Treatment of patients with low VWF is the same as that of those with type 1 VWD, with management dependent on the intensity of bleeding symptoms. Antifibrinolytic agents, such as tranexamic or aminocaproic acid, desmopressin 1-desamino-8-D-arginine vasopressin (DDAVP), or VWF concentrates, should be administered.31 Patients with type 1 VWD have individual sensitivities to DDAVP.

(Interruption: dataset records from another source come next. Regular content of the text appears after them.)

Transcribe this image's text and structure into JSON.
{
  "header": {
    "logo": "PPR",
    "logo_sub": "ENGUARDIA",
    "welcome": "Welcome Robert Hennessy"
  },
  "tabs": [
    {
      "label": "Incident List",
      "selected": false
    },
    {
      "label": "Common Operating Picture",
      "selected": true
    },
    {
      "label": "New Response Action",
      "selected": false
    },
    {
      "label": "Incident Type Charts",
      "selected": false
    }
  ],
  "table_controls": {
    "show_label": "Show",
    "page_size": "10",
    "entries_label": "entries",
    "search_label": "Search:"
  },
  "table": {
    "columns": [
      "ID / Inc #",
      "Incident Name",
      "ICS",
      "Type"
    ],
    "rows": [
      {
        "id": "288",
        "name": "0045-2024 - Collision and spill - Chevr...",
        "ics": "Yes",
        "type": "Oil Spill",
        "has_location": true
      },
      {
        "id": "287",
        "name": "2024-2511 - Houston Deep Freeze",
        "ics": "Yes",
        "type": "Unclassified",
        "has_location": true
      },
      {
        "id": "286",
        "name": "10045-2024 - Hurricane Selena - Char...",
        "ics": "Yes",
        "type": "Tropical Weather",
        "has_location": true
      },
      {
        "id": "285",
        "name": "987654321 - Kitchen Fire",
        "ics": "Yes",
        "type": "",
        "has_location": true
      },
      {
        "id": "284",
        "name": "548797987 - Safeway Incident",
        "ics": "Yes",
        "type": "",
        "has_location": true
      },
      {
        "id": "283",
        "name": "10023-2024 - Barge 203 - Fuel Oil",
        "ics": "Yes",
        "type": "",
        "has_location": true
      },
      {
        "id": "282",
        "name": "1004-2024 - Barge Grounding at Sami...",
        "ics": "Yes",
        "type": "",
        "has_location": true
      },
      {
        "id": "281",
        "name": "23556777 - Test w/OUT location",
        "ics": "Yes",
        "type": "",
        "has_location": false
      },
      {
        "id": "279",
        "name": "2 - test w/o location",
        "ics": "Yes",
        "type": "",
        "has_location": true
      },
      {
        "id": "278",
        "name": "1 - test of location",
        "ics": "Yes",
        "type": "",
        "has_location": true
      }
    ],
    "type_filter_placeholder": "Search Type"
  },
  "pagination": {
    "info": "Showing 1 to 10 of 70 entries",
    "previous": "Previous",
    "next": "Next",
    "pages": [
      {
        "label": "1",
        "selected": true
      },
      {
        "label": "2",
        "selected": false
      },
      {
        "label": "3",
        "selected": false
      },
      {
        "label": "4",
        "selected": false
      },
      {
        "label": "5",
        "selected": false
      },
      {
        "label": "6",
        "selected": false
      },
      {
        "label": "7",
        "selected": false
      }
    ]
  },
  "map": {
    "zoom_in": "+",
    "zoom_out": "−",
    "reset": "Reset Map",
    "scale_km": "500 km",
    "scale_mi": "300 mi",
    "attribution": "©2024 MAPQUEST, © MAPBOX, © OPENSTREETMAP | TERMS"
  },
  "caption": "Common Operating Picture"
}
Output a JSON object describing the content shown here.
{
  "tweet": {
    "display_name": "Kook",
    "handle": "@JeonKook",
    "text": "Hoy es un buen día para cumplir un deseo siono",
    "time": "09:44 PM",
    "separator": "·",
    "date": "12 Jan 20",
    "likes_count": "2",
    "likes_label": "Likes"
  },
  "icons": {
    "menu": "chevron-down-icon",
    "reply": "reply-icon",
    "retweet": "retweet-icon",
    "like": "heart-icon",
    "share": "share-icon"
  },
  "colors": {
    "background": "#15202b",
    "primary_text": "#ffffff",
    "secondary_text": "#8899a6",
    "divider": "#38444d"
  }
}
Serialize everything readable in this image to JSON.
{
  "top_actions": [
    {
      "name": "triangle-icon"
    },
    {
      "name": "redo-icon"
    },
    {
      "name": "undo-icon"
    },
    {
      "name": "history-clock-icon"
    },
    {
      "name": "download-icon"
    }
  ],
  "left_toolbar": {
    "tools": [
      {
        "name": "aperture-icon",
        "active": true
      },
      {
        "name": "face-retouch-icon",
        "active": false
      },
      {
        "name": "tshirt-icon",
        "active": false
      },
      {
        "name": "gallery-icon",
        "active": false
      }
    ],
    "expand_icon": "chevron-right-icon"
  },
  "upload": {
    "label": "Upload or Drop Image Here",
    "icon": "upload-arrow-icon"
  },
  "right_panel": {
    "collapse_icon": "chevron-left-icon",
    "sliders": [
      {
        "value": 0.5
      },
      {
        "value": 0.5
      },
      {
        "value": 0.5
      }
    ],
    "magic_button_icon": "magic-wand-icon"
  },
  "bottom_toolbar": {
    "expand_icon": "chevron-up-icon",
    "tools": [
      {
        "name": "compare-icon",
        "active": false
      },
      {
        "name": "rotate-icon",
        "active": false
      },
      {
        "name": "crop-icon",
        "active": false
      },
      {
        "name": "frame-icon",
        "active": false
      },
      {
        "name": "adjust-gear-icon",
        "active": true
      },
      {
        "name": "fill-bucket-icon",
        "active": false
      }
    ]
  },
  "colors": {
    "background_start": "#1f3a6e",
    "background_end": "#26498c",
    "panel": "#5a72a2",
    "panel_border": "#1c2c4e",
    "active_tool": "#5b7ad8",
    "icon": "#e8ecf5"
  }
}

Unlike patients with type 1 VWD, most of those with low VWF exhibit a strong and long-lasting response to DDAVP. For example, Lavin et al27 found that for 88% of patients, the VWF levels increased above 100 IU/dl, and in 72%, they remained unchanged 4 hours after DDAVP administration.

Conclusion

The 2008 guidelines of the National Heart, Lung, and Blood Institute suggested the distinction of 2 groups of patients with type 1 VWD. The first type is type 1 VWD with a VWF concentration of less than 30 IU/dl, in which almost all patients exhibit mutations of the VWF gene. Meanwhile, the second type is type 1 VWD with a VWF concentration of 30 to 50 IU/dl, named low VWF, in which the causative mutation is detected in merely 40% of patients and in most families, inheritance is not dependent on the locus of VWF on chromosome 12. The bleeding tendency in patients with low VWF is more severe than in healthy people, and the elevated BS is a risk factor for subsequent bleedings. Because the plasma concentration of VWF depends on many physiological and pathological factors that may mask the diagnosis of VWD, it is therefore suggested that patients with threshold VWF values and bleeding symptoms should be treated in the same way as patients with type 1 VWD, with management depending on the type and severity of bleeding. In our opinion, all patients with symptoms of bleeding, family bleeding history, and reduced VWF activity confirmed by basic and discriminating laboratory assays should be referred to a hematologist.